Lest we forget Tumolo, the crafty attacker most college players of today idolized growing up. A Tewaaraton Award finalist in 2012 and a gold medalist on the 2017 U.S. team, Tumolo is a proven winner.

All told, that’s seven national championships, three gold medals and countless other accolades on staff.

“When you have greatness around you, you can’t not be great,” Tumolo said.


Michelle Tumolo is in her second season as Army's head coach.

But don’t mistake their endless talent — which they often showcase in drills against their players — for a lack of coaching chops. They push the Black Knights hard in practice and won’t ask their players to do anything they wouldn’t do themselves.

Exhibit A: At 5:30 a.m. before Tumolo’s first practice as head coach last season, she laced up her cleats and did the entire conditioning circuit with the team. Tumolo jokes that she hasn’t done that since, but she’s still prone to picking up a stick and getting in on the offensive drills. She was on the scout team that helped Bartholomay prepare for Rutgers. Pickett had to guard her the entire time. Not a bad warmup for the real thing.

“I’m all about the team,” Tumolo said. “I want to be a coach that understands what they’re going through. I’m not just going to sit there and blow a whistle. I want to be in the trenches with them.”

Tumolo is a fixture on the team’s Instagram page, celebrating each player’s success on and off the field. Her team’s biggest cheerleader, Tumolo has taken pride in learning the lingo. West Point cadets don’t call it campus. It’s called “post,” and she lives there, about a mile from the field. She’s completely immersed in the world.

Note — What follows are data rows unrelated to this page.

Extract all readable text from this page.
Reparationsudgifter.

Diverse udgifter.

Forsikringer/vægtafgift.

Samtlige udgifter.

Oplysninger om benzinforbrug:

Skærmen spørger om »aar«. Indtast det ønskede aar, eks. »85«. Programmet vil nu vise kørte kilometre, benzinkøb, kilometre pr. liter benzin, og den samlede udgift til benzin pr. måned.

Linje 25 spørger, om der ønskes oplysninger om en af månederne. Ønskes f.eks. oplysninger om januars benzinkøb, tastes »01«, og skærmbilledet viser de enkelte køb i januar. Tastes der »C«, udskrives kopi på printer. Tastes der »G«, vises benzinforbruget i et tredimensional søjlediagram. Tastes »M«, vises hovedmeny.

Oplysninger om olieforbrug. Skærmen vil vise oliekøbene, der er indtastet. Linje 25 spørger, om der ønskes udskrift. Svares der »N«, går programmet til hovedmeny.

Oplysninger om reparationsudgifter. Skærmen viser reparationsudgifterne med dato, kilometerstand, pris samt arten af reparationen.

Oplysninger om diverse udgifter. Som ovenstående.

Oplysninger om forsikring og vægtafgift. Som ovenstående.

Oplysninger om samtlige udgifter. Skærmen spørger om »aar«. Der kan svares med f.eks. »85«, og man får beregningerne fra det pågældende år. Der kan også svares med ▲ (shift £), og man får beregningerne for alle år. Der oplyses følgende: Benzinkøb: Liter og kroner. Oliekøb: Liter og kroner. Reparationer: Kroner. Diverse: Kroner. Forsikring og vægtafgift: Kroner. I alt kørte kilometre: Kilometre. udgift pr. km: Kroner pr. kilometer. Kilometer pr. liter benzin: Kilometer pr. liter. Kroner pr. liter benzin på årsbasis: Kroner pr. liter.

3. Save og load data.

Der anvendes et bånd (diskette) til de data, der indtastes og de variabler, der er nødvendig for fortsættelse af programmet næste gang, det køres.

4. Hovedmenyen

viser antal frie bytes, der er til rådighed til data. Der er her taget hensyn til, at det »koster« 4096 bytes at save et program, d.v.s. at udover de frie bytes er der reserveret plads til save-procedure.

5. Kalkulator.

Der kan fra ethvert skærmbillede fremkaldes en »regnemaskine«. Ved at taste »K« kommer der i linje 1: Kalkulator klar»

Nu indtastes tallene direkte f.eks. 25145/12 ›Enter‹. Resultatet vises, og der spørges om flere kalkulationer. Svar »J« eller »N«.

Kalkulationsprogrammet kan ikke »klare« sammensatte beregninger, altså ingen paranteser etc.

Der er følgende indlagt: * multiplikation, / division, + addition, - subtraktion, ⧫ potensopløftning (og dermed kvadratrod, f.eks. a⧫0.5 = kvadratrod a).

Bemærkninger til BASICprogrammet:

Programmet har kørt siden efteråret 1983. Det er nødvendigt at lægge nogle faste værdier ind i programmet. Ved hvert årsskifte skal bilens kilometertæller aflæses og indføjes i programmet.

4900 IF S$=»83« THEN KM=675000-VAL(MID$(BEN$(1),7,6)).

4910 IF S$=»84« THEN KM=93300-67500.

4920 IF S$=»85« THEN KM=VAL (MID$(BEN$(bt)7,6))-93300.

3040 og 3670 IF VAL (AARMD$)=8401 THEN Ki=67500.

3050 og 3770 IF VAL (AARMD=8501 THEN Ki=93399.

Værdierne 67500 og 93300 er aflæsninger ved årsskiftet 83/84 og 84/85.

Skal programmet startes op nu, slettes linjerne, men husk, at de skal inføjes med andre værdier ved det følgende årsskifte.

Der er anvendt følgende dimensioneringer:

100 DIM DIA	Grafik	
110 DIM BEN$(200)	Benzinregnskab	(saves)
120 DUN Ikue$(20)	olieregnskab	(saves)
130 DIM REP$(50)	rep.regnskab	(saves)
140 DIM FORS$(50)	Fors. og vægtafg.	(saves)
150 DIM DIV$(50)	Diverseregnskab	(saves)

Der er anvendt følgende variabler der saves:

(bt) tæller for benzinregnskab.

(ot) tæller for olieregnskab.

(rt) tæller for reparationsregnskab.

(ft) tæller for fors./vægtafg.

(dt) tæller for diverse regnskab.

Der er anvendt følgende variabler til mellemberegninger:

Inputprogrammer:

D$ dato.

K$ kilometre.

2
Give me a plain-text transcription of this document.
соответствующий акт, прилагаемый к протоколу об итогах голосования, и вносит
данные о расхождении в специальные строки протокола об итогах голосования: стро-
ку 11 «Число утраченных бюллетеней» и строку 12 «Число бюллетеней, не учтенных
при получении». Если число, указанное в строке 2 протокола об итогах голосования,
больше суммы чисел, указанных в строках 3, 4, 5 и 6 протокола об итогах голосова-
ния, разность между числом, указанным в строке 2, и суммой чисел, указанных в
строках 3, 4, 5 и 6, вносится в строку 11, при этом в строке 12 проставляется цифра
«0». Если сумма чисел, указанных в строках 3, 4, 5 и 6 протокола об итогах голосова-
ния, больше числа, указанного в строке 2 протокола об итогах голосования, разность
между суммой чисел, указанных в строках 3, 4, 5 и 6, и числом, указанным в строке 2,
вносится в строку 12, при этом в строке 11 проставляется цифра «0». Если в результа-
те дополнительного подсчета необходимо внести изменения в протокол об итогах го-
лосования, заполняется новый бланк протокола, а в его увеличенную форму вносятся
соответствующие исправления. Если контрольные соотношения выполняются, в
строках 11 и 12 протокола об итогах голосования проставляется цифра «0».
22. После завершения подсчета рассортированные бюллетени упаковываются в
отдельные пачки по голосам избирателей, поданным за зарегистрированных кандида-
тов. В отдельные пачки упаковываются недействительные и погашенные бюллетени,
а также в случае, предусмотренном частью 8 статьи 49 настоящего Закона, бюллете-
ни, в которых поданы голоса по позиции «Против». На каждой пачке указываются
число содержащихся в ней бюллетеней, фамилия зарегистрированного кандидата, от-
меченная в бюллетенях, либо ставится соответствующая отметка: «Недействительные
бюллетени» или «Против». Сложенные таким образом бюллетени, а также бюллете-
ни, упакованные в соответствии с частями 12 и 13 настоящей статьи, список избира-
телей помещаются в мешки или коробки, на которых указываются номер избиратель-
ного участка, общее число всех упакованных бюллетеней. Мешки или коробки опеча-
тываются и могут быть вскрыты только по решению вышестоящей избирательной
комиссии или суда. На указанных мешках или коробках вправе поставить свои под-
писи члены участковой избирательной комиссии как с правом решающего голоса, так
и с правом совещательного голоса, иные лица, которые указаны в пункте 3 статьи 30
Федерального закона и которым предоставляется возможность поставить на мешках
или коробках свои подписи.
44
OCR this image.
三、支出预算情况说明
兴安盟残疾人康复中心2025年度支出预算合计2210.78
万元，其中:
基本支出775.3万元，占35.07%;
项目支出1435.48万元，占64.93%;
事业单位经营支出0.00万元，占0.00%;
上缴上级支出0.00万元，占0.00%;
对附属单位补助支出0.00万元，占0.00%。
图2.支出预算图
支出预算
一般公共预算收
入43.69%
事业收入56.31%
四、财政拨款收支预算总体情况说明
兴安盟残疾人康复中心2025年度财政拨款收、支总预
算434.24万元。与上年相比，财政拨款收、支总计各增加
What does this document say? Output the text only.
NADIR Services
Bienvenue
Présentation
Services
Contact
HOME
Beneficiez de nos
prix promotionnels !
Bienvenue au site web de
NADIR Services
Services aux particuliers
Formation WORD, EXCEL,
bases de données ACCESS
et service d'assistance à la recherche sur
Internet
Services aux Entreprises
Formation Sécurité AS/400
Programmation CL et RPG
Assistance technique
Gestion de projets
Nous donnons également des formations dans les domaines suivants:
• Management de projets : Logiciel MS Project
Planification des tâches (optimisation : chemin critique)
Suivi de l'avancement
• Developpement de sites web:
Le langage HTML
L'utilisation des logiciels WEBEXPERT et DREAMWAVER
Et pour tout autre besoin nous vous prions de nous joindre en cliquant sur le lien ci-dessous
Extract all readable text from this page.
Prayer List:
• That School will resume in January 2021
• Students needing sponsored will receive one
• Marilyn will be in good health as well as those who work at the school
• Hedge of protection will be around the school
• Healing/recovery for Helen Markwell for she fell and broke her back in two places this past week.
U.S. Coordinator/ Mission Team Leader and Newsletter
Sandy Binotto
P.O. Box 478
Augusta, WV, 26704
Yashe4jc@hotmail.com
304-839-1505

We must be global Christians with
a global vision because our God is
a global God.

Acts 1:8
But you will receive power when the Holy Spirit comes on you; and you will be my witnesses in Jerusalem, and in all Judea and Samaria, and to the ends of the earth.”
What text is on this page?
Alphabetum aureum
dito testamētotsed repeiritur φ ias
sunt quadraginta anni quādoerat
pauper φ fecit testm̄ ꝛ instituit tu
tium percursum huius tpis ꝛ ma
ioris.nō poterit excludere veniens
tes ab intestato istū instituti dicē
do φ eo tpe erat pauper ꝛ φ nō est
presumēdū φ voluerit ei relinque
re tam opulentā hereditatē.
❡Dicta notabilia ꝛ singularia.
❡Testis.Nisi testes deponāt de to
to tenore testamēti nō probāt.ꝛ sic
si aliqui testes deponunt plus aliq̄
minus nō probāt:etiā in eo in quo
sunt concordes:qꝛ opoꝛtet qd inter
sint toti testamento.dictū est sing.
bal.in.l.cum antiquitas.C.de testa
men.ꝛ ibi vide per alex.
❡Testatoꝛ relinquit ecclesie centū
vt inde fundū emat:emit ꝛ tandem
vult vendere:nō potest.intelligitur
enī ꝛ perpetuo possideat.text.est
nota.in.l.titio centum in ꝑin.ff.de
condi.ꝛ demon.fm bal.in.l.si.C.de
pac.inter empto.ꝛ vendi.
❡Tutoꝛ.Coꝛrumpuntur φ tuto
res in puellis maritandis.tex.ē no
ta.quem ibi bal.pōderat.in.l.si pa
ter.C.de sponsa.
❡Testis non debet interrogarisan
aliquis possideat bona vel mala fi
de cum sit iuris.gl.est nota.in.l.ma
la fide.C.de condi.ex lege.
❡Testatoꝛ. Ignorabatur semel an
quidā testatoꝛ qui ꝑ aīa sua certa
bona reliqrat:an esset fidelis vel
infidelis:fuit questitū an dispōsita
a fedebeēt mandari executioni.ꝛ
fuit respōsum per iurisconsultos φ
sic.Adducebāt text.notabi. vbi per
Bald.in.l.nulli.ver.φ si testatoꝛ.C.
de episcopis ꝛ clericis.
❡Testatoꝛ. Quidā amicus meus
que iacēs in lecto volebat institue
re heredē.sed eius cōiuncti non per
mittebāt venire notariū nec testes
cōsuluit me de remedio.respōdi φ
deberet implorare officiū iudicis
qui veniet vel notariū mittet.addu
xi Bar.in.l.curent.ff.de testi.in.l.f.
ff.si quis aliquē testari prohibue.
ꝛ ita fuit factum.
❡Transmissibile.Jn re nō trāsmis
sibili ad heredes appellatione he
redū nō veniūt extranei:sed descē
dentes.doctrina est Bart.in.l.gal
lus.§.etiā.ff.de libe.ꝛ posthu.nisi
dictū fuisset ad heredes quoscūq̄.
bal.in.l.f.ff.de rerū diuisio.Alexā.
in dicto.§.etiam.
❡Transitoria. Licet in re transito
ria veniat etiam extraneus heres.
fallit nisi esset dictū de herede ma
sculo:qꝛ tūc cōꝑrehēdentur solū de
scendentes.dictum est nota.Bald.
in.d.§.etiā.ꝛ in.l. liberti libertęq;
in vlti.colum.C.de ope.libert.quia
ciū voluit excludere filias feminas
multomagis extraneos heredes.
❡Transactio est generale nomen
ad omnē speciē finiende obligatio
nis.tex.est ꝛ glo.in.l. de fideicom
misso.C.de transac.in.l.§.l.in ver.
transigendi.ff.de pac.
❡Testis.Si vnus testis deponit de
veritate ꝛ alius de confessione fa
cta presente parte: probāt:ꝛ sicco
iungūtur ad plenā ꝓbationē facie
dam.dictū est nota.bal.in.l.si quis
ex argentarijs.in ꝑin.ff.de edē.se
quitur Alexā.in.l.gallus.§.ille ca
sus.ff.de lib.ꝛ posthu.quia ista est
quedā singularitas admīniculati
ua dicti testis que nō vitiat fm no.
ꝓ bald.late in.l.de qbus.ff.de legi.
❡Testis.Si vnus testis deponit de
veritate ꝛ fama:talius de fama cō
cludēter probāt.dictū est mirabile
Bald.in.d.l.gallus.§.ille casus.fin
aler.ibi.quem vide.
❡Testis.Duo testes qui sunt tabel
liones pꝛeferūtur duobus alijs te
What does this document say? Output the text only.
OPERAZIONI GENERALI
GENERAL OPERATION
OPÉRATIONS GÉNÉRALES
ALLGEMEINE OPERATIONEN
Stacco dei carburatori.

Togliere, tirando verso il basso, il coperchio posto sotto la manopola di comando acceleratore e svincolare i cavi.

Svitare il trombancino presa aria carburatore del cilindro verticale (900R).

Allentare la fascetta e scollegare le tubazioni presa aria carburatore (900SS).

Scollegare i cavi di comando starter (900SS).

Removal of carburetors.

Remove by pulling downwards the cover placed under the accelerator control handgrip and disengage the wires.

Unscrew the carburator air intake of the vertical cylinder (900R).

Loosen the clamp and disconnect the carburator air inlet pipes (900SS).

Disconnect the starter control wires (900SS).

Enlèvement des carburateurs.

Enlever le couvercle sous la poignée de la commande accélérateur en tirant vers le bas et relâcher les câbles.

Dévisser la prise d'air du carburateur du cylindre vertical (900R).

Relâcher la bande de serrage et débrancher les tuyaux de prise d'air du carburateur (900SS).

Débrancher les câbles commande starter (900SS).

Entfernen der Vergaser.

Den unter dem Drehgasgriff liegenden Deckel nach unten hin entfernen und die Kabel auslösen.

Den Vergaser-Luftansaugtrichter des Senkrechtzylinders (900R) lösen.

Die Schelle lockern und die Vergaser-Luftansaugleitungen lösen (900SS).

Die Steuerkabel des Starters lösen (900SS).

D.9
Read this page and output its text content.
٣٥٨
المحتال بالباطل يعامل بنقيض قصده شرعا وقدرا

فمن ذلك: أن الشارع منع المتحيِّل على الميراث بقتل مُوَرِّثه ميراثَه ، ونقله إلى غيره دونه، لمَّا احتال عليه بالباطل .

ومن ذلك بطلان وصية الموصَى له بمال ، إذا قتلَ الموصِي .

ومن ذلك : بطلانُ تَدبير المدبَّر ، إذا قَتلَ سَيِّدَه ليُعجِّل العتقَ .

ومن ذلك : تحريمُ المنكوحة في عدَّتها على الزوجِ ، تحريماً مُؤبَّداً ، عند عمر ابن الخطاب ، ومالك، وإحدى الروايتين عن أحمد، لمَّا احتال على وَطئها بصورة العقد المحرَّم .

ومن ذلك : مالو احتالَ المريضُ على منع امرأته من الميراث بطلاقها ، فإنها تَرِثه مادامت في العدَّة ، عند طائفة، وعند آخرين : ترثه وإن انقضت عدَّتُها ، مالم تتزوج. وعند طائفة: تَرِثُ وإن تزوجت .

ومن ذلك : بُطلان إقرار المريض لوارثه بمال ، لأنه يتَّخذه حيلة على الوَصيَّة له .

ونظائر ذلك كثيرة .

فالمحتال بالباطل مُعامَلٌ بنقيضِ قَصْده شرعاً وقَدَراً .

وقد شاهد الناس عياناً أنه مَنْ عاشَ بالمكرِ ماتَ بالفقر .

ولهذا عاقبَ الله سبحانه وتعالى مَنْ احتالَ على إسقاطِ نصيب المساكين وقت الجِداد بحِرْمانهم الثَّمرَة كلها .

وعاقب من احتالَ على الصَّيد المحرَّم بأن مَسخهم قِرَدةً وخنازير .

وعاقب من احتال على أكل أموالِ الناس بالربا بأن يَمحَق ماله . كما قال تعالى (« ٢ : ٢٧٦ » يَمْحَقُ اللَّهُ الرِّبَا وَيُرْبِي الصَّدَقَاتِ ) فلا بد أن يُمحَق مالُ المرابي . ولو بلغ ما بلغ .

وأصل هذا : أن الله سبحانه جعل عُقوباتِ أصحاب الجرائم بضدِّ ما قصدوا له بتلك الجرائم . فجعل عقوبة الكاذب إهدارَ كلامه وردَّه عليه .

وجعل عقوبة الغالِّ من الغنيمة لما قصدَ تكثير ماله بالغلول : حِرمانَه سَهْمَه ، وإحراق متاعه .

But then there’s understanding the countless other things that Army student-athletes must do that other Division I athletes don’t. Things her teams at Wagner, where she coached the Seahawks to a conference championship and NCAA tournament berth in 2019, didn’t have to contend with.

“Make sure you check our Instagram,” Tumolo said during the interview for this story. “Sofia Micklovic passed her combatives final. It’s awesome.”

And there was Micklovic, delivering body shots to the opponent before grappling them to the ground. Her mouthguard bulging out of her smile after she induced a tap out.

“They live and breathe toughness,” Tumolo said. “They’re in the Army. They’re going to serve their country. You have to be tough just to come to this place.”